I have heard this smug argument too many times and regard it as trash. Helping your neighbor does not include jumping every time the govt says to do so, especially when their mandates fly in the face of SCIENCE. I recall the Chinese dragging women out for abortions when they violated the one child per family rule. The reason? To help ones neighbors of course by tamping down the consequences of a “too large” population. Were they supposed to cooperate too? With the vaccine, people are also asked to put their own bodies on the line. Many of us have done so with some trepidation, but this was a calculated risk. With the low transmissibility of covid among children, masking is a red-herring, an absurd intrusion into children’s lives , if not an obscene exercise in govt overreach. “Helping my neighbor” is now entering year 3 of my life and I, like many others, have reached my limit. I am not the slave of the government, nor of the visibly frightened Cardinals.

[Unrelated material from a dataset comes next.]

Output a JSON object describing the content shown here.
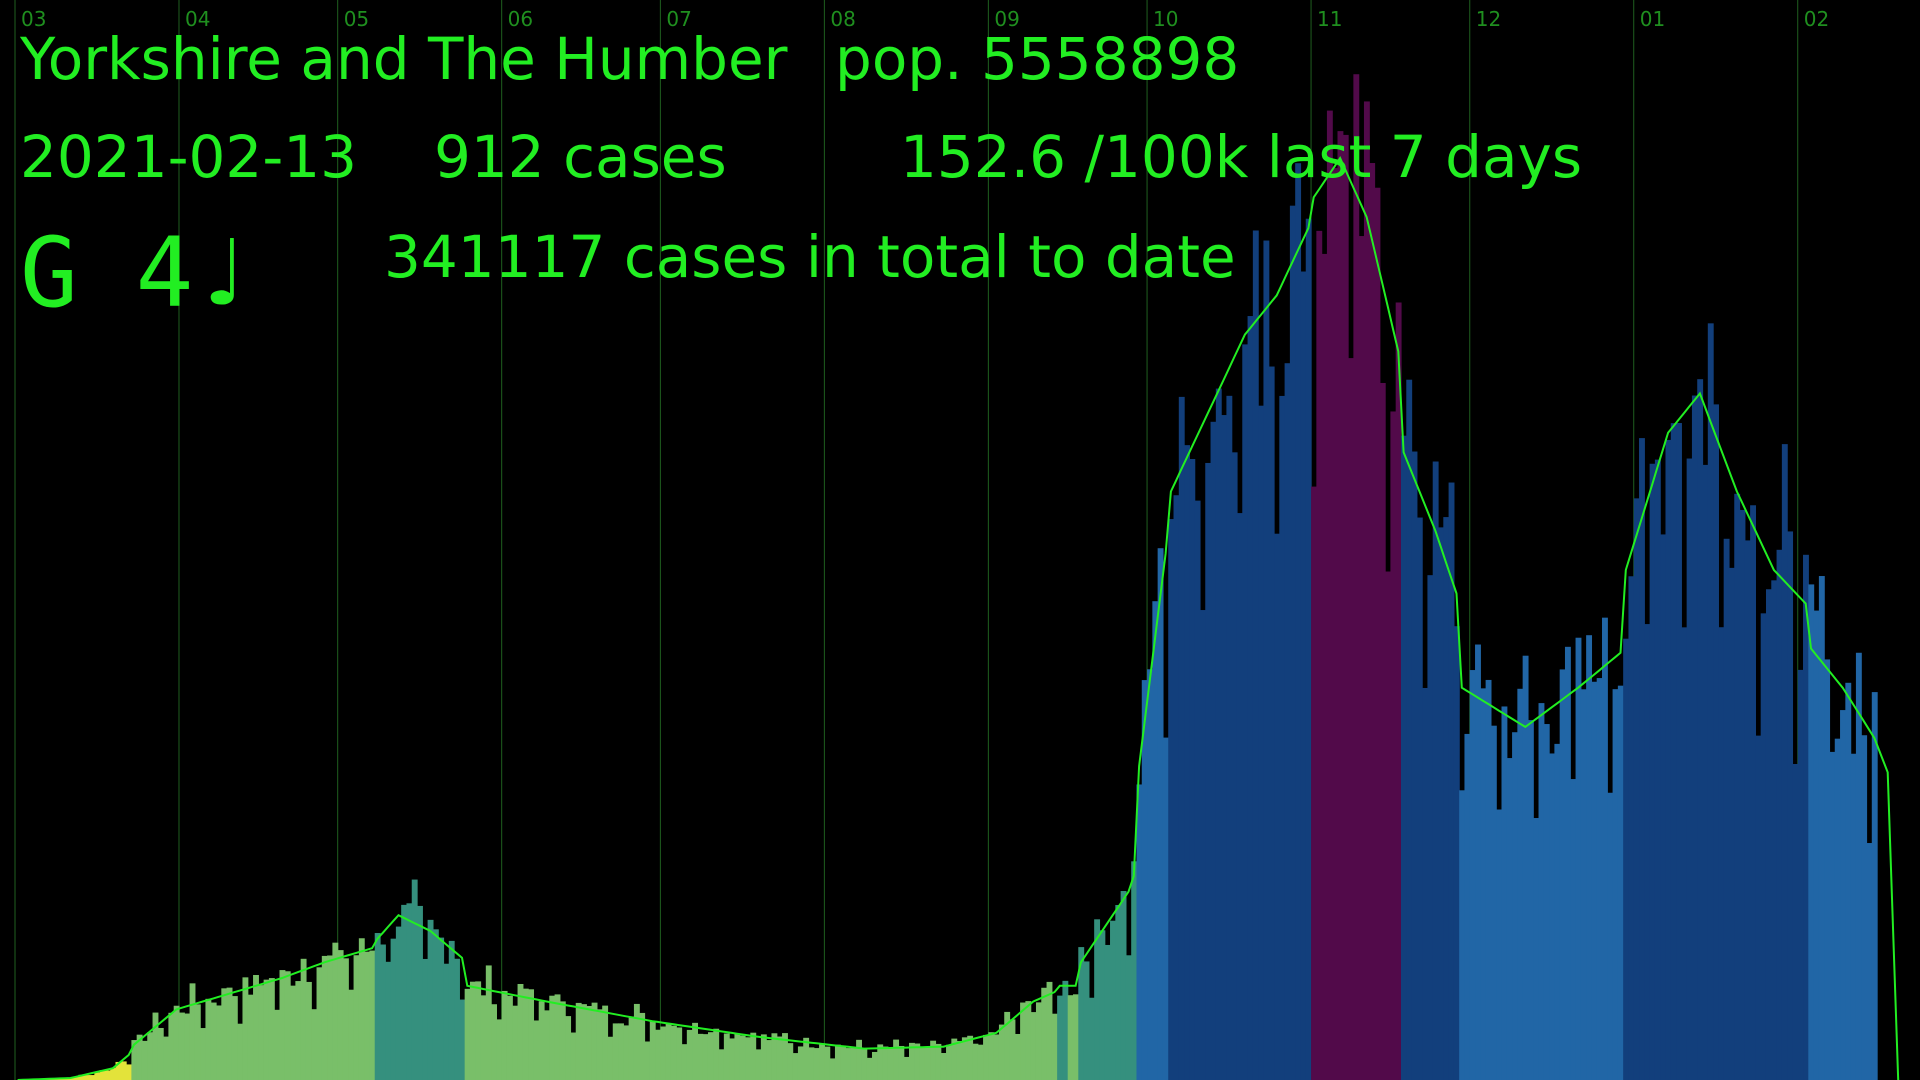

Raymond, we know only N95 masks work if they are properly fitted. I’m in the agricultural processing business and every employee goes through 1 to 2 masks per day. However, the majority of masks used are cloth and they are WoRTHLESS! OSHA has known for 2 years they don’t stop transmission of the virus. It is posted on the boxes. So your comments are truly without merit.m
Cupich’s Chicago isn’t much different than Capone’s.
Once again Cupich, the Godfather or the Church Mafia (or perhaps Fairy Godmother?) bullies and cancels a Church employee for daring to speak truth.